Après avoir adopté des unités de mesure générales (le décibel en 1923, le hertz en 1888, le tempo exprimé en nombre de battements par seconde, le spectrogramme…) — tous intégrés aux appareils contemporains de production de sons — les nouveaux instruments électroniques se sont progressivement standardisés, déjà dans leur connectique 4[4. La norme MIDI a été présentée pour la première fois en 1983.] mais aussi dans leurs formats. Aujourd’hui presque tous les synthétiseurs existent en version virtuelle et les traitements sonores se présentent sous la forme de plugins qu’on intègre dans des séquenceurs. Mais une fois les œuvres composées et jouées, il manque encore souvent des moyens simples de mémoriser et donc reconnaître les effets dynamiques (mouvements spatiaux, évolution des courbes d’intensité dans le temps) et les évolutions timbrales qui ont été utilisés au cours de la fabrication de chacune des voies de mixage. L’analyse du signal et la mise au point de descripteurs audios (de spectres, de pics, de phase) sont apparues à partir des années 2000, et continuent de s’améliorer.
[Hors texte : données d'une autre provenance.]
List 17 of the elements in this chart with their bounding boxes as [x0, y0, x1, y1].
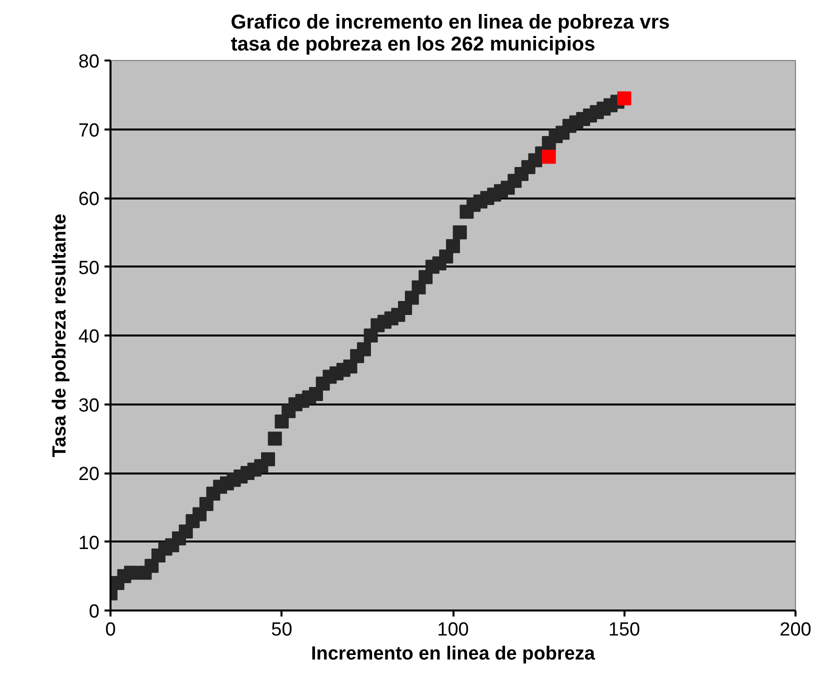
y-tick-label: 20	[78, 464, 100, 485]
y-tick-label: 60	[78, 189, 100, 210]
x-axis-title: Incremento en linea de pobreza	[310, 644, 596, 664]
y-tick-label: 0	[88, 602, 100, 622]
x-tick-label: 150	[608, 620, 640, 640]
y-tick-label: 30	[78, 395, 100, 416]
x-tick-label: 0	[105, 620, 116, 640]
x-tick-label: 100	[437, 620, 469, 640]
y-tick-label: 50	[78, 258, 100, 279]
chart-title: Grafico de incremento en linea de pobreza vrs tasa de pobreza en los 262 municipios	[230, 12, 670, 56]
y-tick-label: 10	[78, 532, 100, 554]
y-axis-title: Tasa de pobreza resultante	[49, 214, 70, 458]
x-tick-label: 50	[271, 620, 292, 640]
x-tick-label: 200	[780, 620, 812, 640]
y-tick-label: 70	[78, 120, 100, 142]
y-tick-label: 80	[78, 52, 100, 72]
y-tick-label: 40	[78, 326, 100, 348]
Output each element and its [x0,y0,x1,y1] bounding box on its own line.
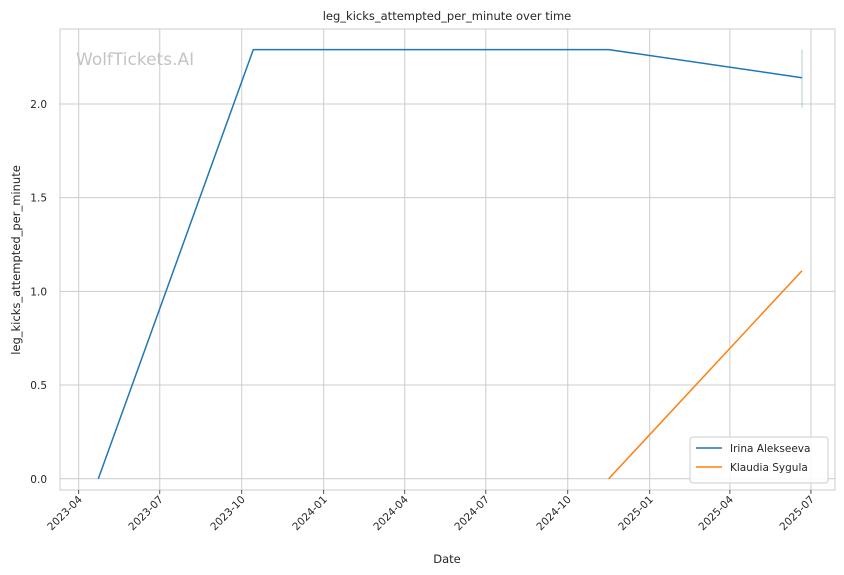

En bref, on sait garder un enregistrement global d’une œuvre complexe, mais on a du mal à la re-composer son par son.
Déjà conscient de ce risque, le compositeur Gilles Racot, en 1985, avait noté sur un cahier tous les réglages qu’il avait pratiqués dans le logiciel Syter, ancêtre des GRM Tools 5[5. GRM Tools est un ensemble de logiciels de traitement sonore à l’usage des musiciens, développé au Groupe de Recherches Musicales. La première version date de 1992.], au cours de la composition de sa pièce Anamorphées. Ce fut une sage idée car quelques années plus tard, alors que les plateformes informatiques avaient tellement évolué que l’enregistrement original n’était plus lisible, il avait pu re-composer ses éléments et retrouver les mêmes sons.
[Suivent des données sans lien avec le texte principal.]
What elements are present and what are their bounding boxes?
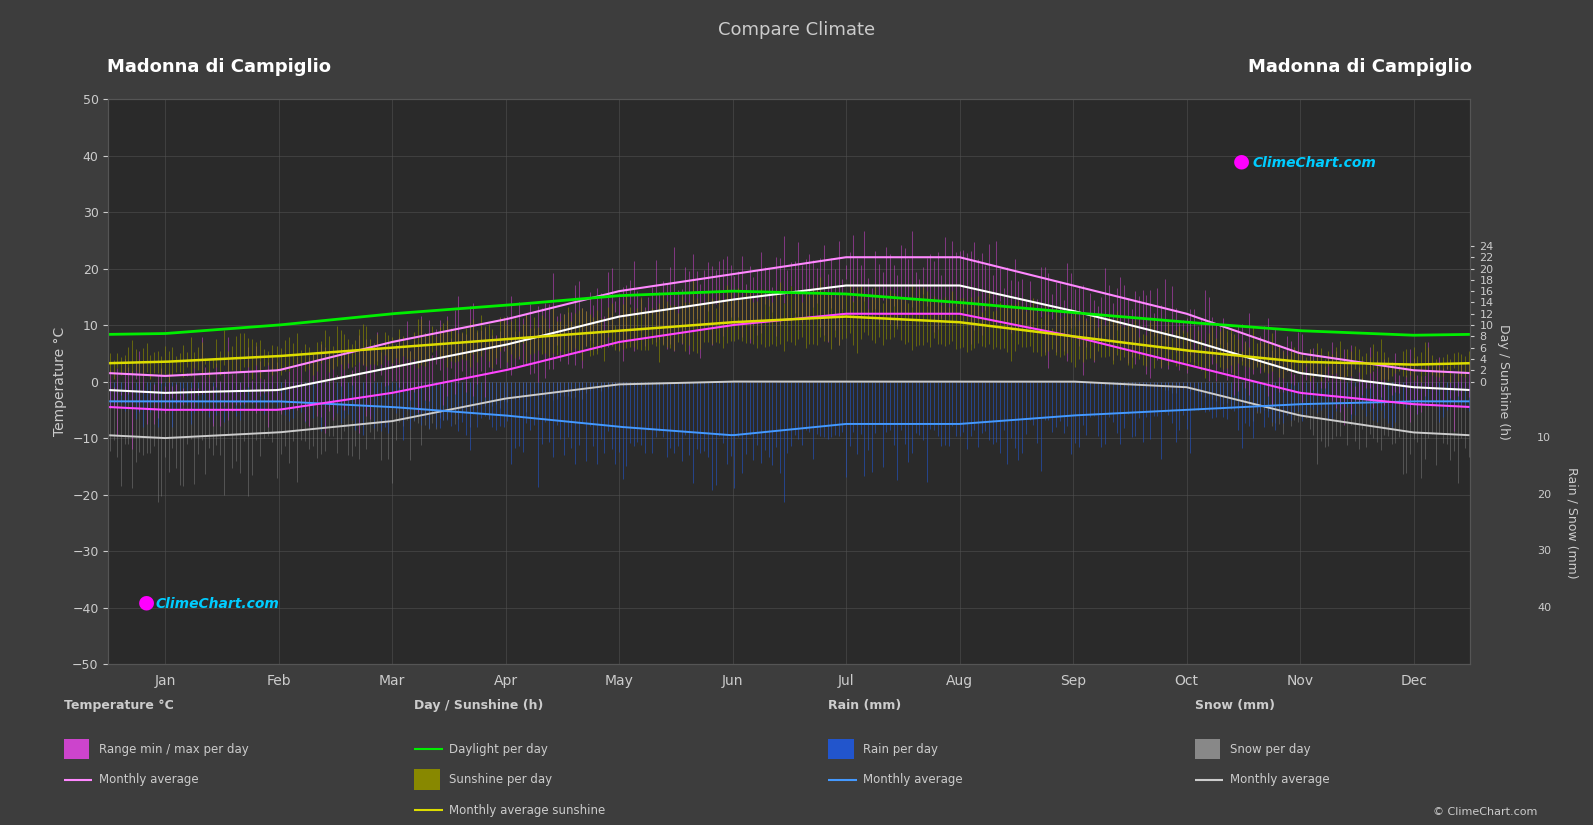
Text: Day / Sunshine (h): Day / Sunshine (h) <box>414 700 543 713</box>
Text: © ClimeChart.com: © ClimeChart.com <box>1432 807 1537 817</box>
Text: Daylight per day: Daylight per day <box>449 742 548 756</box>
Text: Rain (mm): Rain (mm) <box>828 700 902 713</box>
Y-axis label: Temperature °C: Temperature °C <box>53 327 67 436</box>
Text: Snow (mm): Snow (mm) <box>1195 700 1274 713</box>
Text: 40: 40 <box>1537 602 1552 613</box>
Text: 30: 30 <box>1537 546 1552 556</box>
Text: ClimeChart.com: ClimeChart.com <box>1252 156 1376 170</box>
Text: ClimeChart.com: ClimeChart.com <box>156 596 280 610</box>
Text: 10: 10 <box>1537 433 1552 443</box>
Text: Snow per day: Snow per day <box>1230 742 1311 756</box>
Text: Compare Climate: Compare Climate <box>718 21 875 39</box>
Text: Madonna di Campiglio: Madonna di Campiglio <box>107 59 331 77</box>
Text: Monthly average: Monthly average <box>99 773 199 786</box>
Text: Rain / Snow (mm): Rain / Snow (mm) <box>1566 467 1579 578</box>
Text: Madonna di Campiglio: Madonna di Campiglio <box>1247 59 1472 77</box>
Text: Rain per day: Rain per day <box>863 742 938 756</box>
Text: Monthly average sunshine: Monthly average sunshine <box>449 804 605 817</box>
Text: Monthly average: Monthly average <box>1230 773 1330 786</box>
Text: 20: 20 <box>1537 489 1552 500</box>
Text: Temperature °C: Temperature °C <box>64 700 174 713</box>
Text: Sunshine per day: Sunshine per day <box>449 773 553 786</box>
Text: ●: ● <box>139 592 155 611</box>
Text: ●: ● <box>1233 152 1251 171</box>
Text: Range min / max per day: Range min / max per day <box>99 742 249 756</box>
Y-axis label: Day / Sunshine (h): Day / Sunshine (h) <box>1497 323 1510 440</box>
Text: Monthly average: Monthly average <box>863 773 964 786</box>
Idem pour l’œuvre Saturne (1979) d’Hugues Dufourt qu’une équipe de chercheurs a décidé de remonter 6[6. Dans le cadre du projet français de recherche Gamelan : un environnement pour la Gestion et l’Archivage de la Musique et de l’Audio Numérique. Projet financé par l’Agence Nationale de la Recherche (ANR) en 2010–2012 et coordonné par l’IRCAM, Ina-GRM, UTC et EMI Music France.] en 2009, soit 30 ans après sa création. Cette œuvre pour ensemble électrifié (22 musiciens dont 4 équipés d’instruments électrifiés : Ondes Martenot, orgue, synthé et guitare) a cependant été rejouée à de nombreuses reprises mais modifiée au gré de la disponibilité des instruments électroniques et des contraintes techniques propres à chaque concert. Finalement après un travail de fourmi de la part des chercheurs pour essayer de comprendre les indications manuscrites (parfois erronées) sur la partition des différents interprètes; après une enquête auprès des différents acteurs de l’époque y compris le compositeur, il a fallu se rendre à l’évidence que la pièce re-créée en 2010 n’était pas totalement identique à l’original mais qu’au moins le fait de s’interroger sur sa re-production contribuait à sa sauvegarde (Geslin 2013).
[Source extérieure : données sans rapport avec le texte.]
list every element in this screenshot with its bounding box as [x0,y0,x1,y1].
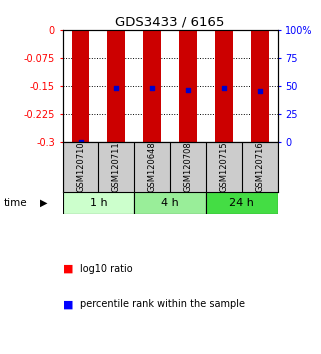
Text: 24 h: 24 h [230,198,254,208]
Text: time: time [3,198,27,208]
Text: ▶: ▶ [39,198,47,208]
Bar [72,30,90,142]
Text: log10 ratio: log10 ratio [80,264,133,274]
Bar [63,192,134,214]
Text: GSM120716: GSM120716 [255,142,264,193]
Point [150,86,155,91]
Bar [143,30,161,142]
Bar [215,30,233,142]
Bar [206,192,278,214]
Bar [134,192,206,214]
Bar [251,30,269,142]
Text: ■: ■ [63,264,73,274]
Text: percentile rank within the sample: percentile rank within the sample [80,299,245,309]
Point [78,139,83,145]
Text: ■: ■ [63,299,73,309]
Point [114,86,119,91]
Text: 1 h: 1 h [90,198,107,208]
Text: GSM120710: GSM120710 [76,142,85,192]
Point [257,88,262,93]
Text: GSM120708: GSM120708 [184,142,193,193]
Text: GSM120648: GSM120648 [148,142,157,193]
Text: GSM120715: GSM120715 [219,142,229,192]
Point [186,87,191,92]
Text: 4 h: 4 h [161,198,179,208]
Title: GDS3433 / 6165: GDS3433 / 6165 [116,16,225,29]
Bar [179,30,197,142]
Text: GSM120711: GSM120711 [112,142,121,192]
Bar [108,30,125,142]
Point [221,86,226,91]
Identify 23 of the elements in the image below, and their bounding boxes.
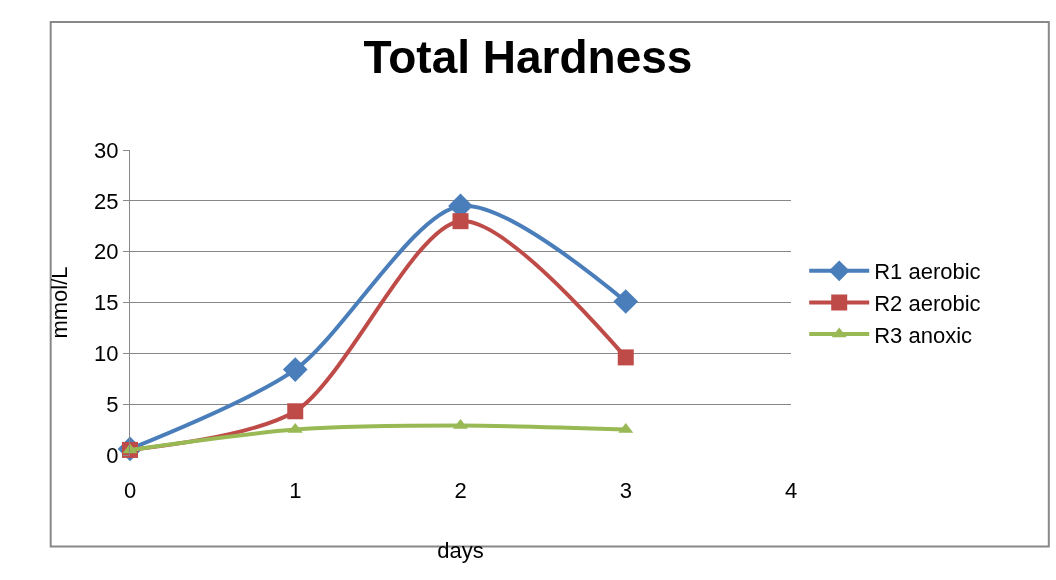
- y-tick-label: 25: [94, 188, 119, 214]
- point: [452, 213, 469, 230]
- x-tick-label: 1: [289, 478, 302, 503]
- y-tick-label: 20: [94, 239, 119, 265]
- y-axis-title: mmol/L: [46, 266, 72, 339]
- point: [287, 403, 304, 420]
- x-tick-label: 2: [454, 478, 467, 503]
- legend-label: R3 anoxic: [874, 322, 973, 348]
- y-tick-label: 0: [106, 442, 119, 468]
- point: [282, 357, 308, 382]
- legend-label: R2 aerobic: [874, 290, 981, 316]
- y-tick-label: 5: [106, 391, 119, 417]
- x-tick-label: 4: [784, 478, 798, 503]
- point: [617, 349, 634, 366]
- y-tick-label: 30: [94, 137, 119, 163]
- x-tick-label: 3: [619, 478, 632, 503]
- x-tick-label: 0: [123, 478, 137, 503]
- y-tick-label: 15: [94, 290, 119, 316]
- chart-title: Total Hardness: [363, 30, 693, 83]
- point: [613, 289, 639, 314]
- x-axis-title: days: [437, 537, 484, 563]
- legend-label: R1 aerobic: [874, 259, 981, 285]
- y-tick-label: 10: [94, 341, 119, 367]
Une recherche d’automatisation de la transcription
En 2016, le Groupe de Recherches Musicales possède environ 500 partitions ou relevés graphiques sur papier, remontant aux années 1950 pour les premiers relevés de Pierre Schaeffer. À l’observation de ces relevés, on remarque une recherche constante d’automatisation de la transcription avec les outils les plus perfectionnés de chaque époque : des systèmes électromécaniques comme le sonagraphe, dans les années 1950, qui enregistrait le spectre d’un son sur un cylindre (par tronçons de 2,4 secondes), jusqu’à l’informatique à l’aide du premier logiciel Acousmographe en 1995 (outil d’aide à l’analyse de l’écoute et à la transcription) et sa version 3.7.2 en 2013. L’Acousmographe permet d’afficher automatiquement le spectre et la forme d’onde d’une séquence qui peut atteindre une grande durée (jusqu’à trois heures) sur une ligne de temps exprimée en secondes. Aujourd’hui, les représentations des musiques sur support papier qu’on avait connues dans les premiers temps de la musique EA sont supplantées par des transcriptions sur l’écran d’ordinateur, avec apparition des premiers plugins de reconnaissance automatique et coloration de similitudes, entre certains traits musicaux, comme Timbre Scope (2011) de Sébastien Gulluni. 7[7. Timbre scope, développé pour l’analyse des musiques électroacoustiques, permet de réaliser une segmentation automatique. Voir Gulluni 2011.] D’autres logiciels d’aide à l’écoute et à l’analyse du sonore existent, notamment iAnalyse (2007 par Pierre Couprie), inspiré de l’Acousmographe, qui s’est spécialisé sur l’analyse des musiques utilisant les partitions écrites traditionnelles.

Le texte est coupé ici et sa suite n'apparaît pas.